Renewable thermal storage is gaining prominence again in Finland with the development of a new system based on sand that promises to drastically reduce the use of fossil fuels. Lahti Energia and Polar Night Energy announced the construction of an industrial unit that will operate within the Vääksy district heating network.
The project will have a storage capacity of 250 MWh and a thermal power of 2 MW. Once operational, it will become the largest Sand Battery installed globally. Its goal is to ensure stable, accessible, and very low-emission heat for local residents.
The initiative is framed within an energy context marked by climate variability and the need for simple, robust, and combustion-free storage solutions. Sand appears as a suitable resource due to its availability, low environmental footprint, and thermal properties.
Renewable storage for urban heating
The new Sand Battery will supply thermal energy to the Vääksy network and will allow for a reduction of about 60% in emissions associated with the use of fossil fuels. The system will help reduce natural gas consumption by up to 80% and decrease biomass dependency.
The mechanism involves heating thousands of tons of sand using renewable electricity to exceed 500 °C. That heat is stored for long periods, even months, without significant losses or chemical processes.
This technology also offers rate stability, as heat can be charged during low-demand hours or when renewable energy is more abundant. In this way, the system reduces exposure to the volatility of the electricity market.

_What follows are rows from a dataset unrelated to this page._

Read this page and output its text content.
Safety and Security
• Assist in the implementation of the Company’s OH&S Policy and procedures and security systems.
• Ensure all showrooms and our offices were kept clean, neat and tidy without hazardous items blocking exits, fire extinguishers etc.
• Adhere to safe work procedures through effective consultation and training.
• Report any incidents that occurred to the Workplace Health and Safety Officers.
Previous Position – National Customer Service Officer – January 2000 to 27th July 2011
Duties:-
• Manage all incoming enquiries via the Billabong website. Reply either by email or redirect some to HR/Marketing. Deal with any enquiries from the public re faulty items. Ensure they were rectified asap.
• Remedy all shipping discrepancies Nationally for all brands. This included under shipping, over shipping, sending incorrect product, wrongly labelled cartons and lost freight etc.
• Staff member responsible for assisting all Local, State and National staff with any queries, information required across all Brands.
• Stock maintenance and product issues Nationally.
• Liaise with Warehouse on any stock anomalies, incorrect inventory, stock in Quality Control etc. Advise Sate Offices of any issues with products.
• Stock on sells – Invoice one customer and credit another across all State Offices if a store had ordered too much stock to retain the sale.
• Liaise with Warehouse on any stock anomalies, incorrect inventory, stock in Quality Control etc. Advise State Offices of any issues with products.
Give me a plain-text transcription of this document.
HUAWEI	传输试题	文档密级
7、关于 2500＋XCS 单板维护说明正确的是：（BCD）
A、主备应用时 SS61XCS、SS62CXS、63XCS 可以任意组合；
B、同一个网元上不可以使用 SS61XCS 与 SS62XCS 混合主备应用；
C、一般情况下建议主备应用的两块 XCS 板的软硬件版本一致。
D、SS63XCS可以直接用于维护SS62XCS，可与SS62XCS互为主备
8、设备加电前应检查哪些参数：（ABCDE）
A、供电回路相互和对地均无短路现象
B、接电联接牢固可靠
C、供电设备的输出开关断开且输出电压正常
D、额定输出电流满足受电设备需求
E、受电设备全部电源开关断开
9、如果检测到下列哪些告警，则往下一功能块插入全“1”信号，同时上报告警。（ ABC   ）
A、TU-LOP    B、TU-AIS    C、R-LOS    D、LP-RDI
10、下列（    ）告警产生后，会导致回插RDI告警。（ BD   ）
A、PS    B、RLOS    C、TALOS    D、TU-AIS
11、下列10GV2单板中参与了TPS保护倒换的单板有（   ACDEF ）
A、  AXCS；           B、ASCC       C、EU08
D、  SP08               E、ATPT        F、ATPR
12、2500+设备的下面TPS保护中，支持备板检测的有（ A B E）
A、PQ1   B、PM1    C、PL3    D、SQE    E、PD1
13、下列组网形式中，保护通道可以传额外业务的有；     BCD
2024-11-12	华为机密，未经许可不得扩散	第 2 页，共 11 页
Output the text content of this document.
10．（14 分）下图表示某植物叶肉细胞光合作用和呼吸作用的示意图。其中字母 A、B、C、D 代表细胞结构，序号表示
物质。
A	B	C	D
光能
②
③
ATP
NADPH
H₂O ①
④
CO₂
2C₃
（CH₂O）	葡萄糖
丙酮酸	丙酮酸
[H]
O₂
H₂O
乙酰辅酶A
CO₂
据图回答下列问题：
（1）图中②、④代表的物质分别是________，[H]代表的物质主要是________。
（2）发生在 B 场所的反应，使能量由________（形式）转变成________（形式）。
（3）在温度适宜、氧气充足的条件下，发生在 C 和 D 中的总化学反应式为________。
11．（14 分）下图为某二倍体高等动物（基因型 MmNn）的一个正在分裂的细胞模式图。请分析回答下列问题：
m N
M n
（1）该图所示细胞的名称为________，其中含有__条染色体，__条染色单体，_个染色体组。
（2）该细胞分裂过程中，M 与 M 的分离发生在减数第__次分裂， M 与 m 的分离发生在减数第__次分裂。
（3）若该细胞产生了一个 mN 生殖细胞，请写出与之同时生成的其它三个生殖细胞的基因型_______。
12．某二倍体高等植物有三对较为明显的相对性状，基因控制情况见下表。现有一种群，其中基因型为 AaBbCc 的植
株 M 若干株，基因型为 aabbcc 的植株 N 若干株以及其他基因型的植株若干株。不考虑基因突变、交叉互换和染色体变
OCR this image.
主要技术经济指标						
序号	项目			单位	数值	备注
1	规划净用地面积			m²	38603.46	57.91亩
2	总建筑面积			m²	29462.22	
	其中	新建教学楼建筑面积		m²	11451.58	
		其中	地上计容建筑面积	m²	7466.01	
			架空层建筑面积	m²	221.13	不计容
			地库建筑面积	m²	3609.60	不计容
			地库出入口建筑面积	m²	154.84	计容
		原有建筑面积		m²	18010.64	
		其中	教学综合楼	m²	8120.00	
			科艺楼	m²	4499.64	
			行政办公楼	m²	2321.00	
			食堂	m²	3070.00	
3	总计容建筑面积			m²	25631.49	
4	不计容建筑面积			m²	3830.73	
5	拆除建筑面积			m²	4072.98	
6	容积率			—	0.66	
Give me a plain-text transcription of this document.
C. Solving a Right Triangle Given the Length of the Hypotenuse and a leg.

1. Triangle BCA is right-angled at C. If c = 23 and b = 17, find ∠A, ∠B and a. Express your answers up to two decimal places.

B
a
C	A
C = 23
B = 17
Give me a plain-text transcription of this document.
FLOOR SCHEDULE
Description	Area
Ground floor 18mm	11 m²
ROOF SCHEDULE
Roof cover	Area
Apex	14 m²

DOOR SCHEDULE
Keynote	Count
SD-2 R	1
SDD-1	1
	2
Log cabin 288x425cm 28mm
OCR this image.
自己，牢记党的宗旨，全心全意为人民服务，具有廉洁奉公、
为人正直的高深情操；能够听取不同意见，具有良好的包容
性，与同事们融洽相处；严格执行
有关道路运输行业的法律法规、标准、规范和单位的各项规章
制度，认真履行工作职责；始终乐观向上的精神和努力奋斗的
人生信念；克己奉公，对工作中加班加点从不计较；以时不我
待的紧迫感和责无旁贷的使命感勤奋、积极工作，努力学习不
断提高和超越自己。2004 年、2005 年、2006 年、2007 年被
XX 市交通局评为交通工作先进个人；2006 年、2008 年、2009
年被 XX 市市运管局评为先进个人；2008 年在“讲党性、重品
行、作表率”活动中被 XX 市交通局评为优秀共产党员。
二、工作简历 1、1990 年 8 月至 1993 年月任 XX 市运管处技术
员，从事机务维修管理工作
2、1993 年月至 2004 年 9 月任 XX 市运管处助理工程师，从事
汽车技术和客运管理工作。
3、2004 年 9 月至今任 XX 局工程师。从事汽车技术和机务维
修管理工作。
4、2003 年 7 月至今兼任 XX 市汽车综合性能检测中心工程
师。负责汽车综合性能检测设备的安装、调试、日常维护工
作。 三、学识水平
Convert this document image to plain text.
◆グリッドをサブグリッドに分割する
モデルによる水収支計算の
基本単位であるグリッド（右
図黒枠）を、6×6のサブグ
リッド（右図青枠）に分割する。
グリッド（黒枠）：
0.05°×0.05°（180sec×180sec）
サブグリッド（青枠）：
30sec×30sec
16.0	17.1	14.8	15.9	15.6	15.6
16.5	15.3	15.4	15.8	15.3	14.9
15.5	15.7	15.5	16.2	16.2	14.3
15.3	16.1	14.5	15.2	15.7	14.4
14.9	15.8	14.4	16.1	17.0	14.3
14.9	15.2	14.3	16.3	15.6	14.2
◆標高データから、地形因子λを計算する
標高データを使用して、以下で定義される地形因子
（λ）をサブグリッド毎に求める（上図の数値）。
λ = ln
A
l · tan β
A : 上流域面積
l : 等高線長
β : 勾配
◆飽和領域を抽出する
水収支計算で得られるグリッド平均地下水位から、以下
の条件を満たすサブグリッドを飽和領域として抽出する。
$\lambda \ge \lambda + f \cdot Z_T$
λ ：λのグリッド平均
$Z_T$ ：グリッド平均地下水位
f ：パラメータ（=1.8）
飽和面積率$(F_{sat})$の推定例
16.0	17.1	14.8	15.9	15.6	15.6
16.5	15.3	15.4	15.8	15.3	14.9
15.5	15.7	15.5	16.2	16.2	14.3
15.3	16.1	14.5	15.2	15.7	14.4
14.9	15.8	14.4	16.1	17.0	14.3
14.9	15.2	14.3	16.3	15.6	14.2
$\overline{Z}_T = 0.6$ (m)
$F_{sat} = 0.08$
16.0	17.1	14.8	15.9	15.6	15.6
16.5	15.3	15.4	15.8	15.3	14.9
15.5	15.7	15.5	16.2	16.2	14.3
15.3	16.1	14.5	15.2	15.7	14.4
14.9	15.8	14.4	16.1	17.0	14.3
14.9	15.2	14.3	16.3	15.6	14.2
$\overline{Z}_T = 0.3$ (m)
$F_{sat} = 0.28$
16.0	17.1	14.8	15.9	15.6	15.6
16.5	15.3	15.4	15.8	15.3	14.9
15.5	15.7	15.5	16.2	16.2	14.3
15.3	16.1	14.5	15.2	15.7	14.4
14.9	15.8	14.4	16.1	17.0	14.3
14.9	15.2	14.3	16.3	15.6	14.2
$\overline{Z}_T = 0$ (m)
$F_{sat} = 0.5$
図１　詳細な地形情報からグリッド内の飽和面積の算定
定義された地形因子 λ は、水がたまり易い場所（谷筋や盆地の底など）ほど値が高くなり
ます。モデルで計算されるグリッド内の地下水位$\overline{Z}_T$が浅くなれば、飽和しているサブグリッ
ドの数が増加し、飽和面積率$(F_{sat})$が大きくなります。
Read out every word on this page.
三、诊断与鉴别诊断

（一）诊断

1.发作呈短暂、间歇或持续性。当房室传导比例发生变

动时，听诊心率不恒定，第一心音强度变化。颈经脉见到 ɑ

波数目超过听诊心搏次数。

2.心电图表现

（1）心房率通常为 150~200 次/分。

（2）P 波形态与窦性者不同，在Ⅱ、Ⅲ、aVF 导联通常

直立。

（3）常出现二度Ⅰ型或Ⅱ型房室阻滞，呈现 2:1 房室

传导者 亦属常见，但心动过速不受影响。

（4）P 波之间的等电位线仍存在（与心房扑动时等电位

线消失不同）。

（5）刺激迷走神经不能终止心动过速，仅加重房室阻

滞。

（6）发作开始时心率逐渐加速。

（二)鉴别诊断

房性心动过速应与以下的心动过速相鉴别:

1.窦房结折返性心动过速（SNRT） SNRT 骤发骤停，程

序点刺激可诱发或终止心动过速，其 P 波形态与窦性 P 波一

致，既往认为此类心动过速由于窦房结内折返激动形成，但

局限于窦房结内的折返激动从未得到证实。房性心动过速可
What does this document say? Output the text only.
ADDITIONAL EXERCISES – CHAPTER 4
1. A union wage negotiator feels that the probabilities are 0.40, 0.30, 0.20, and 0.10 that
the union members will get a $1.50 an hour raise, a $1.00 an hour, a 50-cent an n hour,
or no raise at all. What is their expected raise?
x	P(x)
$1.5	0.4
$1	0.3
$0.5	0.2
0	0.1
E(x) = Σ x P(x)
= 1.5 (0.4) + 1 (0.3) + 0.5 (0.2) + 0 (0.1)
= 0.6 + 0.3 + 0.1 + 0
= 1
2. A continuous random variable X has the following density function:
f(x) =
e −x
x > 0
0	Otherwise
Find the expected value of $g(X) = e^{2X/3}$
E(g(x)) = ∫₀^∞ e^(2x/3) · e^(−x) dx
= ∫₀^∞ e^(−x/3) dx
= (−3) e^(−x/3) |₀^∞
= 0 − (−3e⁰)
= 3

Expanding Finnish technology
Polar Night Energy will be responsible for the installation, with construction starting in 2026 and finishing in 2027. The structure will reach 14 meters in height and use about 2,400 tons of local natural sand. Lahti Energia supports the initiative with financial backing from the energy innovation program of Business Finland.
The system does not start from scratch. A similar battery operates successfully in Pornainen, where it demonstrated operational stability and a sustained capacity to store heat for long periods. This performance encouraged new investments and agreements to expand the use of the technology.
The Finnish advancement also received international recognition, including its entry into the list of the Best Inventions of 2025 by TIME magazine and various awards related to industrial sustainability. The sand battery thus consolidates itself as a scalable energy alternative for industries and urban thermal networks.
A step towards decarbonizing heat
The incorporation of this system will have a direct impact on emission reduction and the transition towards a combustion-free energy model. By decoupling heat production from fossil fuels, urban heating gains resilience and predictability.
The technology also opens the door to industrial applications requiring high temperatures. Storage at over 500 °C allows for replacing thermal processes traditionally fueled by gas, fuel, or biomass, expanding the possibilities of heat electrification.
Additionally, the system provides flexibility to the electrical grid, as it can absorb renewable surpluses at critical moments. This improves the balance between generation and demand and supports the expansion of sources like wind and solar.
How does a Sand Battery work?
The Sand Battery is a thermal storage system that uses an insulated tank filled with sand or another granular material. Renewable electricity heats the material through resistors, and the heat is retained internally due to its low thermal conductivity.
The sand can remain hot for months, and the system does not require chemical reactions or scarce materials. This simplicity reduces costs and avoids impacts associated with mining extraction or complex manufacturing processes.
Its ability to reach very high temperatures makes it a valuable option for urban heating and industries needing stable and safe heat.
Differences between sand batteries and lithium batteries
1. Type of energy stored
- Lithium batteries: store electrical energy.
- Sand batteries: store thermal energy (heat), not electricity.
2. Materials and environmental impact
- Lithium: requires intensive mining, chemical processing, and sensitive components.
- Sand: is abundant, cheap, and does not require complex processes or critical inputs.
3. Main application
- Lithium: ideal for electric mobility and electrical backup.
- Sand: useful for urban heating, industrial processes, and thermal network balancing.
4. Lifespan and maintenance
- Lithium: suffers chemical degradation over time.
- Sand: does not degrade; can be reused for decades without significant loss.
5. Safety
- Lithium: risk of overheating or fire if damaged.
- Sand: does not present a combustion risk and operates without chemical reactions.